A União Europeia (UE) conduz uma Missão de Aconselhamento e Assistência em matéria de Reforma do Setor da Segurança (RSS) na RDC, designada «EUSEC RD Congo» ou «Missão», a fim de apoiar as autoridades congolesas na criação de uma estrutura de defesa capaz de garantir a segurança dos congoleses, no respeito das normas democráticas, dos direitos humanos e do Estado de Direito, bem como dos princípios de transparência e de boa gestão dos assuntos públicos.

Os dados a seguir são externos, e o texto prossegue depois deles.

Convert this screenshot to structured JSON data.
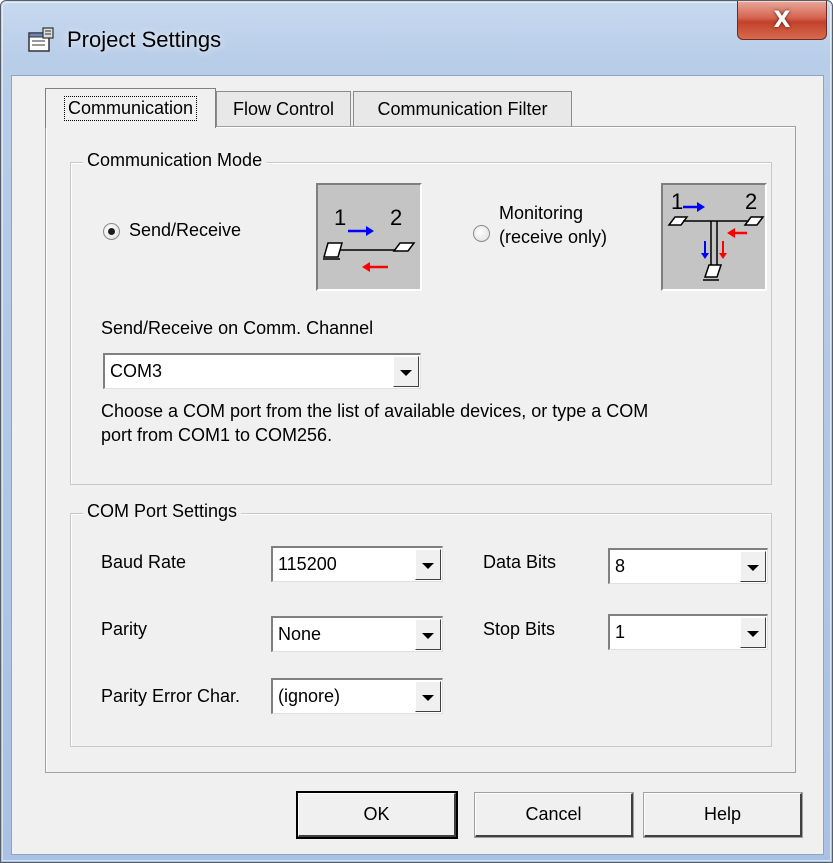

A Missão tem por objetivo, atuando em estreita cooperação e coordenação com os demais intervenientes da comunidade internacional, em particular as Nações Unidas e a Missão de Estabilização da República Democrática do Congo (MONUSCO), e perseguindo as finalidades supracitadas, prestar apoio concreto no domínio da RSS, criando as condições necessárias à concretização, a curto e a médio prazo, das atividades e projetos baseados nas orientações consignadas pelas autoridades congolesas no plano de reforma das FARDC e retomadas no programa de ação da Missão, nomeadamente:

  • Manutenção do apoio a nível estratégico;
  • Apoio à consolidação da administração e à implantação de um sistema de gestão dos recursos humanos com base nos trabalhos em curso;
  • Apoio à modernização da logística;
  • Apoio ao relançamento do sistema de formação, nomeadamente dos quadros, e, entre outros, ao projeto de Escola de Administração e de Academia Militar em Kananga e aos estudos com vista à Escola de Logística em Kinshasa;

Prossecução, à sua medida, das ações de combate à impunidade no domínio do respeito pelos direitos humanos, incluindo a violência sexual.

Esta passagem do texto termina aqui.